Выбрать главу

Все на месте, все крепко, но открытия характера не произошло. Я Егора, наверное, не сыграл до самого дна.

В нашем деле никто и никогда не предугадает, чем кончится любая работа — успехом или провалом. Конечно, есть настолько дурные пьесы или сценарии, что ясно с первой читки — это провал и ничто не спасет, ибо все — вранье.

Я здесь говорю о таком произведении, где заключена мысль, страсть и размышления. Вот когда работаешь в такой пьесе, то, прилагая все свои силы к более интересной и точной передаче сущности произведения, ты никогда не уверен в успешном результате. Может быть, поэтому актеры перед премьерой так суеверны. Поэтому мои записи о работе над фильмом «Председатель» так однообразны.

Меня весь год тревожила одна и та же мысль — как сыграть Егора, как к нему найти ключи?

Много всяких добрых и душевных слов слышали мы на многочисленных встречах со зрителем по поводу картины «Председатель». Кстати, долго искали название картины, пока не остановились на этом сухом, но емком слове — председатель. На одной из встреч молодая женщина сказала удивительные слова: «Я москвичка, горожанка. Я не знаю проблем и сложностей деревни. Но теперь я по-другому буду утром покупать хлеб». Я считаю, что это самая высокая оценка нашего труда, наших поисков, нашего желания рассказать правду о селе.

Были и противоположные точки зрения на картину. Раздавались и в печати и в устных выступлениях голоса, которые не принимали жестокости картины. Высказывались обвинения в адрес ее создателей по поводу того, что однобоко и тенденциозно показана борьба с военной разрухой и ее последствиями, что методы руководства, которыми пользуется Егор Трубников, неприемлемы и неверны, что слишком уж крут с людьми и жесток Егор Трубников. И много другого говорили о картине.

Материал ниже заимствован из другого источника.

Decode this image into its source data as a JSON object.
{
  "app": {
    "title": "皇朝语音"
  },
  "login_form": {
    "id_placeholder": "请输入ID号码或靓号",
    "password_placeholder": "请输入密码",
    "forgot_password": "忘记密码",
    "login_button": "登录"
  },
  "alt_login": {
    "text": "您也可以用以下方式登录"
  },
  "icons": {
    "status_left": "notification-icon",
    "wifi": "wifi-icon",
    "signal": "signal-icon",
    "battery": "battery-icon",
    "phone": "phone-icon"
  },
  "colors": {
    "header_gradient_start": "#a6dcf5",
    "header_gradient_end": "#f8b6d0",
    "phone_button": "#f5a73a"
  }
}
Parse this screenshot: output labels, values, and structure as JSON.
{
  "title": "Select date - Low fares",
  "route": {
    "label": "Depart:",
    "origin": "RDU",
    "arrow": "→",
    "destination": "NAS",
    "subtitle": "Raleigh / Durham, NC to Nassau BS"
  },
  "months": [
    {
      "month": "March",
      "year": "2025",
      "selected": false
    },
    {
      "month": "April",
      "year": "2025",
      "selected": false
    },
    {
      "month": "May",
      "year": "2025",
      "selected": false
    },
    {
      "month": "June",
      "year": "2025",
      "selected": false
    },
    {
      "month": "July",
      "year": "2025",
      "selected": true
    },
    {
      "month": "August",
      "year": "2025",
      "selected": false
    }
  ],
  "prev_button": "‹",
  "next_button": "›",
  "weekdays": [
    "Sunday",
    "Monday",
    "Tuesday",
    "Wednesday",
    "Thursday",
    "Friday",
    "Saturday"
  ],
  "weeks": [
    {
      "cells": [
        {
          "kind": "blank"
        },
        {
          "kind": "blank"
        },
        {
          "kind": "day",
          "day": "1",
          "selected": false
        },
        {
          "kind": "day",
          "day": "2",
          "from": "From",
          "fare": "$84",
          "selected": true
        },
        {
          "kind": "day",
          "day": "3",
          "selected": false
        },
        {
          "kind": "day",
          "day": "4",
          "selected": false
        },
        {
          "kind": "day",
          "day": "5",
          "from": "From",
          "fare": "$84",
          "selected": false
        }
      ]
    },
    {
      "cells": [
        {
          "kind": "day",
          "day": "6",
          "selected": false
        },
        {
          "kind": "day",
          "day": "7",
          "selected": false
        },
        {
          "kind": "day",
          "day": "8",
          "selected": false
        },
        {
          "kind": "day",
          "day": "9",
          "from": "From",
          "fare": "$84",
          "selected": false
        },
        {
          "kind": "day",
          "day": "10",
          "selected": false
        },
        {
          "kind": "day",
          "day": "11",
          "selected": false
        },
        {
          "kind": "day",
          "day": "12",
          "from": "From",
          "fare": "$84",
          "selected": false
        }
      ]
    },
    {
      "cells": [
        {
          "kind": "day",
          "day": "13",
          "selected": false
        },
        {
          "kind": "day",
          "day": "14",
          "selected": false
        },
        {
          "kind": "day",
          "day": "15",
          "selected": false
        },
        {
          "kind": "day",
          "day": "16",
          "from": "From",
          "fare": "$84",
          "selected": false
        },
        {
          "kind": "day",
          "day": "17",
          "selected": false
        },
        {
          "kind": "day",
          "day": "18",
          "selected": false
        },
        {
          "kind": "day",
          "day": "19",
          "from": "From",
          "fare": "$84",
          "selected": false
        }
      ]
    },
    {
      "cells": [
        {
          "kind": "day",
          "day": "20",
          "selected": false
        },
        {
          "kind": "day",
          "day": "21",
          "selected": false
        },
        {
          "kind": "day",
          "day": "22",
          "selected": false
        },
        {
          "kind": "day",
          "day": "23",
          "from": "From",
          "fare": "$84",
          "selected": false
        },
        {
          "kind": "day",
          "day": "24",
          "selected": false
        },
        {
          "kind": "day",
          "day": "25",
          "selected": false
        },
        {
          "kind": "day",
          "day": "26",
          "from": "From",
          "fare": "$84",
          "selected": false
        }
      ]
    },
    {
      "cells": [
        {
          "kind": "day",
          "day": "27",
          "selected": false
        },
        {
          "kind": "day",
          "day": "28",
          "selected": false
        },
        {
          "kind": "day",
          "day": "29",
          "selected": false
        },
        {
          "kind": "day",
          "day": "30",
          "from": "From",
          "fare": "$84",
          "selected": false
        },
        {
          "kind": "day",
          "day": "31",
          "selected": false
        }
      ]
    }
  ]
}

Я получил немало писем, где Трубникова называли деспотом, диктатором. Писали, что человек он трудный, что жизнь около него была бы немыслимой, потому что он угнетает окружающих. Но именно образ Трубникова заставляет писать письма, где люди высказываются откровенно по поводу жизненных явлений, волнующих их. И мне кажется, что это происходит в силу того, что образ его правдоподобен. В существование Егора Трубникова верят, а оттого и спорят.

Да, Трубников жесток, и жить рядом с таким человеком трудно.

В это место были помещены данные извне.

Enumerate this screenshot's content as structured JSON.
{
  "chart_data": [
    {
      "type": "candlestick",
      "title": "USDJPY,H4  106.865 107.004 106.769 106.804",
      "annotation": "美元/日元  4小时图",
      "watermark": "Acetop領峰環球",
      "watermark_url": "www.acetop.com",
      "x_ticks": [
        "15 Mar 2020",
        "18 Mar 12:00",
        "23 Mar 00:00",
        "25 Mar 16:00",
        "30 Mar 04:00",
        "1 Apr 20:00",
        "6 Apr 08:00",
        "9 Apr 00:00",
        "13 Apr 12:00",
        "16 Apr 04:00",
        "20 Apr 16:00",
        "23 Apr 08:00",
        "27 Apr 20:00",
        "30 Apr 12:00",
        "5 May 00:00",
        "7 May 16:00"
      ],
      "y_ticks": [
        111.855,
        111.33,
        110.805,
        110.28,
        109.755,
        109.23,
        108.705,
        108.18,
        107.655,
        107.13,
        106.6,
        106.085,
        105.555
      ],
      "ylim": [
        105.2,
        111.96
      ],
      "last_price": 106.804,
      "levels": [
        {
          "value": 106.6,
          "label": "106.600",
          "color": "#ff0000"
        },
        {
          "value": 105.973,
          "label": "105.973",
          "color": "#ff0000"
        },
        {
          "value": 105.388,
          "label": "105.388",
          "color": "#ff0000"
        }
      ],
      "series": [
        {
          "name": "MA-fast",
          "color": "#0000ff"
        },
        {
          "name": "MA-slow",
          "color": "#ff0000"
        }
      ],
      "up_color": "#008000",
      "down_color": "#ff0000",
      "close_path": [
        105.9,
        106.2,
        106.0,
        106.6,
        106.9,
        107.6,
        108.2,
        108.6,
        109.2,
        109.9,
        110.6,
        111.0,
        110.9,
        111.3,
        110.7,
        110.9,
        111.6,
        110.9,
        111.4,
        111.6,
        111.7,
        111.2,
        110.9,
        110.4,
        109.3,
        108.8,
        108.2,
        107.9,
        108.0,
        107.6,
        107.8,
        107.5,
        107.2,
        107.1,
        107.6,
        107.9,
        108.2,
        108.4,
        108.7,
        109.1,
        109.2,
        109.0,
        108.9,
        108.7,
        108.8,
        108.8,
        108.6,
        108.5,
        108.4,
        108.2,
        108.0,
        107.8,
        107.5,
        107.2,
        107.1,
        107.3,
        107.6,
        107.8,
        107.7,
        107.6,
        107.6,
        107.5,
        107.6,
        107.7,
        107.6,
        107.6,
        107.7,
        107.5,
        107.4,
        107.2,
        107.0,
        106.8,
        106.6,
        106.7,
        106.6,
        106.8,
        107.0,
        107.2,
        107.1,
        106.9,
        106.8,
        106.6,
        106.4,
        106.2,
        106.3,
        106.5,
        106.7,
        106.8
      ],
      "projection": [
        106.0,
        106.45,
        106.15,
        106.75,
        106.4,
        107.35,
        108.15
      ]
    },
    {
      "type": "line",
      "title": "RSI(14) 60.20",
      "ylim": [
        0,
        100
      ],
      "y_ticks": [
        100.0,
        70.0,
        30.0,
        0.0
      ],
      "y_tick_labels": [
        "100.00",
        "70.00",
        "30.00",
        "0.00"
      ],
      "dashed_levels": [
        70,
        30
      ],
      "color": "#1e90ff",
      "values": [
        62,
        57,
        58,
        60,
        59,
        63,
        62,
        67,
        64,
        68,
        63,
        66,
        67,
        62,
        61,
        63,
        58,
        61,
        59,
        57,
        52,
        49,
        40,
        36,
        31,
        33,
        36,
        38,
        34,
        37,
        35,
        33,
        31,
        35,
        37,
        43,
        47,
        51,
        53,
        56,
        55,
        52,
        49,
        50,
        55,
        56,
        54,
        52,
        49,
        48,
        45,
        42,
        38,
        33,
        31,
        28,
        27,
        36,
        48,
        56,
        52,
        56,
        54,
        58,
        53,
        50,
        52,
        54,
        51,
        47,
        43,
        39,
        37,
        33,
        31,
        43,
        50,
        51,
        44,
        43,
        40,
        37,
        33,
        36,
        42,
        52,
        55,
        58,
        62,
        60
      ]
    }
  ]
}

Он мятежный человек. Он не способен благодушествовать. Его обычное состояние — борьба. Он четко определил для себя место в жизни — в гуще сражений. Он живет напряженно, живет каждым нервом и заставляет окружающих жить так же. Жить, а не существовать.

Не идеален Егор Трубников? Конечно, нет. Но мне кажется, именно в его неуживчивости, может быть, даже в минусах его характера и кроется то, что заставляет в конечном итоге поверить в правду, которую он утверждает. Поверить в добро, в справедливость. Ибо во имя справедливости так нелегко живет Трубников.

Он не произносит красиво-правильных фраз о надобности жить праведно и творить добро, он активно борется со злом, в каких бы обличьях оно ни являлось. Егор Трубников воюет, мучается, ошибается, как и все живущие на земле люди.

Когда нам рассказывают о прекрасных людях, во всех случаях жизни поступающих правильно, мы, может быть, особенно в пору юности, восхищаемся ими, но «делать с них жизнь» трудно. Мы просто не сможем этого. Потому что жизнь есть сложный процесс познания добра и зла.

Мы живем в реальном мире. Жизнь со всеми ее противоречиями окружает нас ежедневно. Я равно протестую как против «заземления» жизни, так и против ее лакировки. Показать всю сложность жизни, рассказать человеку правду о правде, помочь разобраться в оценке тех или иных явлений — цель творчества художника.

Весь смысл работы нашей заключается в том, чтобы задеть за живое душу, сердце зрителя, заставить его волноваться, задуматься, удивляться. И это ложь убогая, когда говорят о том, что художник выявляет в творчестве только себя, свое мироощущение, миропонимание, и ему не важно, понимают его или нет зрители, живут вместе с ним его думами и проблемами или, безучастные, холодно, вежливо сидят по ту сторону рампы. Не может, я считаю, художник жить без отклика на голос своего сердца.

И ничего-то горше нет, чем когда твои кажущиеся тебе важными и страстными слова не затрагивают зрителя, когда крик твой прозвучал одиноко и безответно. Но зато, какое же несказанное счастье, когда ты видишь влажные глаза, слышишь взволнованные, искренние слова. И дело не в том, что приятно, когда тебя хвалят, а дело в радости, что ты услышан, ты понят, нужен этим людям, и они твои союзники в вопросе, который ты поднял в этом спектакле или картине.